Better food, thanks to improving techniques
With human innovation, many modern versions of popular crops are easier to grow, more resistant to diseases, healthier, and tastier than before. The chief advantage of biotechnology is that it enables exact enhancements to our food with greater precision and efficiency. Plus, biotechnology offers the potential to move genes that deliver beneficial traits from unrelated plants to commercial crops.
Farmers’ actions speak louder than words
There are now 18 million farmers using biotechnology globally, with at least 15 million of them small, resource-poor farmers in developing countries. These farmers are growing nearly 450 million acres combined of biotech crops around the globe. What’s more, the number of farmers and the total acreage has steadily increased over the past two decades.
The numbers as reported by in the ISAAA’s 2014 report on the “Global Status of Commercialized Biotech/GM Crops” tell a convincing story: biotech crops have meaningful, tangible benefits. Otherwise, there’s no way 18 million farmers would have made biotech the fastest adopted crop technology in history.
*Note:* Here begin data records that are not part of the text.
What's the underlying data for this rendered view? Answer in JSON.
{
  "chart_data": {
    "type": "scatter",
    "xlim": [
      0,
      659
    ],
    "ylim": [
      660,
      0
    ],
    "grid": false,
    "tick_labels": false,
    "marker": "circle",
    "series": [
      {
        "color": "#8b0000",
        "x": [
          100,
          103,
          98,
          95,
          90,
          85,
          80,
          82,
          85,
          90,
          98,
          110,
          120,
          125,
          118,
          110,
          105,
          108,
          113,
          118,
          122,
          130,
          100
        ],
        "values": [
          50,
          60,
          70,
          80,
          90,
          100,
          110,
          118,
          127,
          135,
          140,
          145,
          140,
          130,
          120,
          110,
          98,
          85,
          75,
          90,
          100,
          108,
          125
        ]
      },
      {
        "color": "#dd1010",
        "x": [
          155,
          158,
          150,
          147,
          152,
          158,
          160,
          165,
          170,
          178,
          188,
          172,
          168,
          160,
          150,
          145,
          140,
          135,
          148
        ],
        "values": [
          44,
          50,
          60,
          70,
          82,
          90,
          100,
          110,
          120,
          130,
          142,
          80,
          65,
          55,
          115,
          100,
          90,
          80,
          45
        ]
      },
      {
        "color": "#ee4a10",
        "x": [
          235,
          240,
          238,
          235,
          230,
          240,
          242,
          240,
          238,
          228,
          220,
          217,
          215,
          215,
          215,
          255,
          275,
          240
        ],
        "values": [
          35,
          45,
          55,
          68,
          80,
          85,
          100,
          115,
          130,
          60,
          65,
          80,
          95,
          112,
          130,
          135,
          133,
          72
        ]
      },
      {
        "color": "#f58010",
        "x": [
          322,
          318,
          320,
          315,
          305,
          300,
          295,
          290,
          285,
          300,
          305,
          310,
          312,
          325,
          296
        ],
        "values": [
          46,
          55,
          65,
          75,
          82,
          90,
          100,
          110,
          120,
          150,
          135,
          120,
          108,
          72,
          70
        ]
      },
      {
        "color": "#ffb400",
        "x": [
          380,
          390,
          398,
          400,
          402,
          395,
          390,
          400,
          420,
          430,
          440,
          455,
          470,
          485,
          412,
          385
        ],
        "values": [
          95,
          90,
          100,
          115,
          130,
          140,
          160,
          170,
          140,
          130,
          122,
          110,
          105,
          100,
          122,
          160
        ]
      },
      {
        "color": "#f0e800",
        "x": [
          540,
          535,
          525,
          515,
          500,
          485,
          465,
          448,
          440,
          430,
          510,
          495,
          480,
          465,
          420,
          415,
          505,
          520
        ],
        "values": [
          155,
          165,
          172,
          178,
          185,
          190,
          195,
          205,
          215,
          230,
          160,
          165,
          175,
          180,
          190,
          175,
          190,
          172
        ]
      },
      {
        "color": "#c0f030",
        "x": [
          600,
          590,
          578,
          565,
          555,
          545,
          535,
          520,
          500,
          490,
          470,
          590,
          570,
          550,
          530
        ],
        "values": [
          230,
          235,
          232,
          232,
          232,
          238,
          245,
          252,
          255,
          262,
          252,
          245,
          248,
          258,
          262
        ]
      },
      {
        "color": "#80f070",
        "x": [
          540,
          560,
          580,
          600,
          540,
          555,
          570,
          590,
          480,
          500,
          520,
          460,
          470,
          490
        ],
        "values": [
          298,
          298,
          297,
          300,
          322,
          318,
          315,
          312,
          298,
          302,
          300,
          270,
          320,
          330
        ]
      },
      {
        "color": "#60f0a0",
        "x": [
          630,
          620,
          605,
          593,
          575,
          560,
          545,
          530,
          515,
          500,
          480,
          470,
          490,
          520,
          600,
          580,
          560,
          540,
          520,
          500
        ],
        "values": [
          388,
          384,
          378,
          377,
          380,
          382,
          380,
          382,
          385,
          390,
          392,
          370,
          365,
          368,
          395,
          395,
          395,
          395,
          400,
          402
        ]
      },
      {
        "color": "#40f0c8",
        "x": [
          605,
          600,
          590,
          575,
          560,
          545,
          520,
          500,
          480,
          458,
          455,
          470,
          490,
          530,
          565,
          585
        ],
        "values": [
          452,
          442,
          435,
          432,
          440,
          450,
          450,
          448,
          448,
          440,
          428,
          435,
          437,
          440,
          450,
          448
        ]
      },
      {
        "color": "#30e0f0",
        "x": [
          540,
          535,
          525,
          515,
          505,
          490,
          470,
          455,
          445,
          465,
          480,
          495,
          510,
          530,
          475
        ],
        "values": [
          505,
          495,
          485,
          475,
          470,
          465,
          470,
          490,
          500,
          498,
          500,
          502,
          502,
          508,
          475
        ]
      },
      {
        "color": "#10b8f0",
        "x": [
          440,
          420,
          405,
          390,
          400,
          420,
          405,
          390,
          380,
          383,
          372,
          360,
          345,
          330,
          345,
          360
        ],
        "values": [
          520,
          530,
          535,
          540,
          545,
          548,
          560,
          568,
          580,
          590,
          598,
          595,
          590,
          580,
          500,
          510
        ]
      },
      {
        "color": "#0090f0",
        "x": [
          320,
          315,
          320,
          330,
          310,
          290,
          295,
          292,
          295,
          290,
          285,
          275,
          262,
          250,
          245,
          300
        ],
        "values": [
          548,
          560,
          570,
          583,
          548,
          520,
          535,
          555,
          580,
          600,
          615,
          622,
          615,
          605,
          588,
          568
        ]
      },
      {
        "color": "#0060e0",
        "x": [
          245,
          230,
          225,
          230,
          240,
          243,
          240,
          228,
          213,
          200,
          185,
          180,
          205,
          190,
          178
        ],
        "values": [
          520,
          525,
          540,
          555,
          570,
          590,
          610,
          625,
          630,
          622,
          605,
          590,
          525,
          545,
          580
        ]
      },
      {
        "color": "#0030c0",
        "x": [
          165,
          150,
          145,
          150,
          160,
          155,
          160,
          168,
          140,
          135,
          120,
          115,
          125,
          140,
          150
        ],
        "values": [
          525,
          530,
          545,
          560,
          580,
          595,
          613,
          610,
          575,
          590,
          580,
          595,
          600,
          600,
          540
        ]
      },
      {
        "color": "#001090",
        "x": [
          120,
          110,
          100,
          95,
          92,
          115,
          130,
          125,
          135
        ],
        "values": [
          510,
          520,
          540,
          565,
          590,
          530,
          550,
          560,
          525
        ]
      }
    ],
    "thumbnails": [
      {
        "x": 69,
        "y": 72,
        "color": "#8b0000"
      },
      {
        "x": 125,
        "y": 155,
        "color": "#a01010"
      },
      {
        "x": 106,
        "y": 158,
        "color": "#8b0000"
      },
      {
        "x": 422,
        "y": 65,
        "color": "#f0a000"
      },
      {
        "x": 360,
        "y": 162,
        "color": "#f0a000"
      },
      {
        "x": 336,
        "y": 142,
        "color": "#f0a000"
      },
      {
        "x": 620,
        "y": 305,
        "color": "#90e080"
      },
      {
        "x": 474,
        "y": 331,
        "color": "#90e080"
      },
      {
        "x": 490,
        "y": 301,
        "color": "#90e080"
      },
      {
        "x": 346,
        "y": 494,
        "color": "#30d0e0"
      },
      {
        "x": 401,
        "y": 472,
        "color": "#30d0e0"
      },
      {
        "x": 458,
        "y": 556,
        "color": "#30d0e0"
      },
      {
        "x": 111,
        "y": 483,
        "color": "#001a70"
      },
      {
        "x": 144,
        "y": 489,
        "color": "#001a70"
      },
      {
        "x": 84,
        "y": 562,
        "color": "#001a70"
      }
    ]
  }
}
A spotless record of safety
Despite ongoing public debate, we have consumed more than three trillion meals containing genetically engineered foods with no substantiated case of harm. There are more than 2,000 studies evaluating the safety of biotech crops, studies that demonstrate approved GMOs are as safe as conventionally developed foods.
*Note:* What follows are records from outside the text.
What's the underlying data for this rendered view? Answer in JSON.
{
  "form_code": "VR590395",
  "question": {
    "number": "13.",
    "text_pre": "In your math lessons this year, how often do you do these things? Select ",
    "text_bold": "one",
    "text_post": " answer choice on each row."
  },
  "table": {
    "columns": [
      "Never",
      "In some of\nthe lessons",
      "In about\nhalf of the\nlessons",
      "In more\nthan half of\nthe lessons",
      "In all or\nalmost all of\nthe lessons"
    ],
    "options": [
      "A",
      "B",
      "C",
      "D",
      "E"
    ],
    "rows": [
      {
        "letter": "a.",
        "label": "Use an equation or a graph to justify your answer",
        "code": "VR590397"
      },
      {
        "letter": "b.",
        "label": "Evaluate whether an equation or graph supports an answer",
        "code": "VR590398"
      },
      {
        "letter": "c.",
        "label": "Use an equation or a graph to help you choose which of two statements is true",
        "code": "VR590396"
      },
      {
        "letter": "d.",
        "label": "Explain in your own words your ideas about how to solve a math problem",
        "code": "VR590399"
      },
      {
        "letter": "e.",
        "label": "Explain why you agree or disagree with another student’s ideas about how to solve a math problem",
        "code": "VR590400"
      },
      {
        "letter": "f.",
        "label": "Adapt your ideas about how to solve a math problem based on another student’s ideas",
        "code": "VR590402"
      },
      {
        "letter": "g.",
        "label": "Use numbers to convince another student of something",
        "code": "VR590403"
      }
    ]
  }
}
A selection of the most reputable science and health organizations in the world speak to the safety of GE crops, including the American Medical Association, The National Academy of Sciences, the European Commission and the World Health Organization. With this brain trust, we have every reason to believe GMOs are as healthy as conventionally derived food.
An overview of ag-biotech
While there should be no health concerns when it comes to biotech crops, we acknowledge they’re not a silver bullet solution to the agricultural challenges around the world. Agricultural biotechnology is just that – a technology. It’s a tool in a diverse toolbox that allows us to improve on the food we grow.
Biotechnology has enormous potential to help us feed a rapidly growing global population and as our understanding of plant genomes continues to advance, genetic improvements can be achieved more quickly and efficiently than ever. There are no shortage of challenges that biotech solutions can help address: drought, salinization of water supplies, low yields in certain target crops, viruses, diseases, and much more.